2 – Historique de la législation européenne

Objectif et résumé
Les députés européens souhaitaient interdire le commerce du bois abattu illégalement et renforcer les moyens de contrôle mais se sont heurtés cependant aux Etats membres, dont la position est beaucoup moins stricte.
Historique
C’est en 2003 que le combat contre le commerce de bois illégalement mis sur le marché a été évoqué par la Commission européenne. A cette date, la thématique était partie prenante du plan d’action FLEGT (Plan for Forest Law Enforcement, Governance and Trade).
En 2005, le Conseil a adopté le règlement FLEGT, établissant le cadre juridique pour les importations de bois dans l’UE, et a autorisé la Commission à ouvrir des négociations avec les pays producteurs dans l’objectif d’accords de partenariat volontaires (APV FLEGT) avec l’UE.
En octobre 2008, la Commission européenne a publié la proposition de règlement, établissant les obligations des opérateurs qui mettent du bois et des produits dérivés sur le marché. En décembre 2008, un projet de rapport, par la députée Caroline Lucas, a vu le jour au sein de la Commission Environnement du Parlement européen. Ce rapport a été adopté en première lecture par l’Assemblée plénière en avril 2009. Les vœux du Parlement européen ont été bloqués par les Etats membres, lors du conseil de l’agriculture de mars 2010. Le texte était donc en seconde lecture.

3 – Résultats du vote
Un compromis entre le PE et le conseil a été obtenu le 16 juin.
Le PE a voté le 7 juillet 2010. Le conseil doit voter à l’automne.

Résultat positif

L’interdiction du bois illégal a été acceptée, alors qu’elle avait été rejetée en première lecture. L’opposition était notamment menée par la Suède ainsi que d’autres pays, craignant pour leurs PME.

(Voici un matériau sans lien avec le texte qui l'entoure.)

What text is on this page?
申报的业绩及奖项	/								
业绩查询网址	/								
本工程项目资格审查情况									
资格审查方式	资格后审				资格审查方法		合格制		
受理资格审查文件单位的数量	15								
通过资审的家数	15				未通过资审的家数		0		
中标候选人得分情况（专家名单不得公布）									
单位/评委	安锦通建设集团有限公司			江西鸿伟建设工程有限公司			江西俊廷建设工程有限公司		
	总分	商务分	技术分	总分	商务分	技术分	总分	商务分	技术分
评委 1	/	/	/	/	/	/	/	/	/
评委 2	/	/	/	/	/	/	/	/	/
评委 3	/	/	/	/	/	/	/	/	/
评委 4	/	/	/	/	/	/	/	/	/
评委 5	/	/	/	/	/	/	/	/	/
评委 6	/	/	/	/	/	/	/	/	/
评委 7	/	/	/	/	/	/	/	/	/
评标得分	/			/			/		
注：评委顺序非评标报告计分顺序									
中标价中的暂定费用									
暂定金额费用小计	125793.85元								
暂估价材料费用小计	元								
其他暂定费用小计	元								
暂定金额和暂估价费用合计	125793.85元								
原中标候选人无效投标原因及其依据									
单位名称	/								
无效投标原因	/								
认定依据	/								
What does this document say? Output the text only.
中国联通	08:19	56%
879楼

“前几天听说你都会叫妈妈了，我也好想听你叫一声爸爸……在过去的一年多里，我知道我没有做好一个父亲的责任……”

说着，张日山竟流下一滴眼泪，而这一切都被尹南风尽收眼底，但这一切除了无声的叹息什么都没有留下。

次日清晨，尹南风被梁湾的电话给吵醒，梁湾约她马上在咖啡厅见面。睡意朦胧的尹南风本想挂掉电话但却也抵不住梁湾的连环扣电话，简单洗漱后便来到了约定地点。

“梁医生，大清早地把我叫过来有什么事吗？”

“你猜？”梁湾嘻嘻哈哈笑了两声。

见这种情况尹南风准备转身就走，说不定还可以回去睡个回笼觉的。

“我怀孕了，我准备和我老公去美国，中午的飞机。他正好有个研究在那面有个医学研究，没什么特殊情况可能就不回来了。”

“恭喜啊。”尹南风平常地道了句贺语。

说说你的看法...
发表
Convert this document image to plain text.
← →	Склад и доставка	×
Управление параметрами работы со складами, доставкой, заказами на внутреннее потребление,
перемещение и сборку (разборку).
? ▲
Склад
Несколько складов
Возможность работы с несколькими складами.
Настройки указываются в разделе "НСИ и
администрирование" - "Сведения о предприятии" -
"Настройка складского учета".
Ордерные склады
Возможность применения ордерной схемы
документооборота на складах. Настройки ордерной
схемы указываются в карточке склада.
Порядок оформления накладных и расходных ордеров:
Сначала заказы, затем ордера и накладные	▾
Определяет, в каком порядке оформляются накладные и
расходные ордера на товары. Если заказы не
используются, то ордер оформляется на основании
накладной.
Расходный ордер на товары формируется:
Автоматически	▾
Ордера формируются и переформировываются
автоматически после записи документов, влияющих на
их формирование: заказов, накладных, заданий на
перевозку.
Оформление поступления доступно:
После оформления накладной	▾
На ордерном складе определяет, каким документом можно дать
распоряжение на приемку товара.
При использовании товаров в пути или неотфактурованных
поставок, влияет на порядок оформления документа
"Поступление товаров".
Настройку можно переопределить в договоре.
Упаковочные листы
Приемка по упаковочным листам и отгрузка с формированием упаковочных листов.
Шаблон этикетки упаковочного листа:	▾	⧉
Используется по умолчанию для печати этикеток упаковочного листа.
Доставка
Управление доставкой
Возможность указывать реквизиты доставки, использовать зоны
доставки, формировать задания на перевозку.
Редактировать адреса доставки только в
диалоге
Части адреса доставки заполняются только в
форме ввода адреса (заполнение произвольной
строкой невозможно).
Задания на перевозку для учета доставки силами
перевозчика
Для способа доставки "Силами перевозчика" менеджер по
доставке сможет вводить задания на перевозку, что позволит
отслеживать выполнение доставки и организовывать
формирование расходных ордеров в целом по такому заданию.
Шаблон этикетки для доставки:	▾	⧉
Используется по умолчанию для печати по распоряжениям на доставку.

Un système de traçabilité est adopté. Les opérateurs au sein du marché de l’Union européenne devront établir un système de traçabilité pour les produits du bois depuis le premier point de vente. Dans le même temps, les entreprises de commerce basées dans l’UE ainsi que les propriétaires de forêts dans l’UE devront tracer la production depuis le pays de récolte et vérifier que les produits considérés n’ont pas de risque d’être illégaux.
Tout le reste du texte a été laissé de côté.